BY CAROLYN SZCZEPANSKI
Drink up, bottled water fans. Your days may be numbered.
Kansas City resident Kate Corwin couldn't swallow the hypocrisy anymore. In recent weeks, the Kansas City, Missouri, City Council has been getting serious about reducing global warming pollution and using green tactics to deal with our messy sewage problems. But all the while, they've been slapping -- or splashing -- Mother Earth in the face.
So Corwin started this online petition last week to Ban Bottled Water at City Hall.
Last May, Corwin started a year-long contract working part-time for the city's Housing Department. Right off, she got annoyed by the abundance of bottled water. Despite the fact that Kansas City tap water is safe and filtered water is available on every floor at City Hall, employees and council members were constantly sipping out of the plastic bottles with the "City of Fountains" wrapper around the top.
It didn't make sense to Corwin that a town bent on becoming "America's Green Region" asks its own water department to put H2O in disposable containers. According to national statistics, more than 85 percent of plastic bottles are tossed in the garbage, not the recycling bin. Already, the City of Kansas City spends nearly $20 million each year to deal with the mountains of trash pouring into local landfills. To make matters worse, recycling plastic doesn't eliminate the problem. Unlike aluminum cans, old plastic bottles need to be mixed with virgin plastic, which is made from petroleum, to be of any use a second time around.
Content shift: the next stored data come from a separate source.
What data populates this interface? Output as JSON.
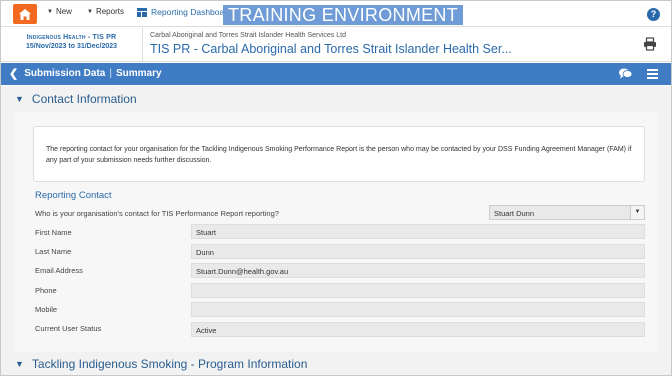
{
  "topbar": {
    "home_icon": "home-icon",
    "new_label": "New",
    "reports_label": "Reports",
    "dashboard_label": "Reporting Dashboard",
    "environment_banner": "TRAINING ENVIRONMENT",
    "help_icon": "?"
  },
  "report": {
    "program_line": "Indigenous Health - TIS PR",
    "period_line": "15/Nov/2023 to 31/Dec/2023",
    "org_name": "Carbal Aboriginal and Torres Strait Islander Health Services Ltd",
    "title": "TIS PR - Carbal Aboriginal and Torres Strait Islander Health Ser..."
  },
  "nav": {
    "back_label": "Submission Data",
    "separator": "|",
    "current_label": "Summary"
  },
  "contact": {
    "section_title": "Contact Information",
    "info_text": "The reporting contact for your organisation for the Tackling Indigenous Smoking Performance Report is the person who may be contacted by your DSS Funding Agreement Manager (FAM) if any part of your submission needs further discussion.",
    "subheader": "Reporting Contact",
    "question": "Who is your organisation's contact for TIS Performance Report reporting?",
    "selected_contact": "Stuart Dunn",
    "fields": [
      {
        "label": "First Name",
        "value": "Stuart"
      },
      {
        "label": "Last Name",
        "value": "Dunn"
      },
      {
        "label": "Email Address",
        "value": "Stuart.Dunn@health.gov.au"
      },
      {
        "label": "Phone",
        "value": ""
      },
      {
        "label": "Mobile",
        "value": ""
      },
      {
        "label": "Current User Status",
        "value": "Active"
      }
    ]
  },
  "next_section": {
    "title": "Tackling Indigenous Smoking - Program Information"
  },
  "colors": {
    "accent": "#3f7cc4",
    "home": "#f26a21",
    "link": "#2a6aab"
  }
}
"So it's infuriating to see city council representatives talking about how green they are and they're all drinking bottled water," Corwin says.
She brought it up last summer with the mayor's office, she says, but the issue was pushed to a back burner. Corwin did get the attention of another City Hall insider, though. Councilwoman Beth Gottstein, who drinks out of a metal bottle, says other progressive cities are banning bottled water and Kansas City would be wise to follow the trend. In March, she tried to introduce a resolution, but it didn't gain any traction with her fellow council members. Gottstein says she'll reintroduce the measure as soon as her colleagues get educated.
Perhaps a little public pressure will speed that process. She plans to bring the issue back before city leaders once it gets 1,000 names. And she's already well on her way. After just five days online, the petition had gotten more than 150 signatures.









Another question to ask: Does City Hall even offer plastic recycling?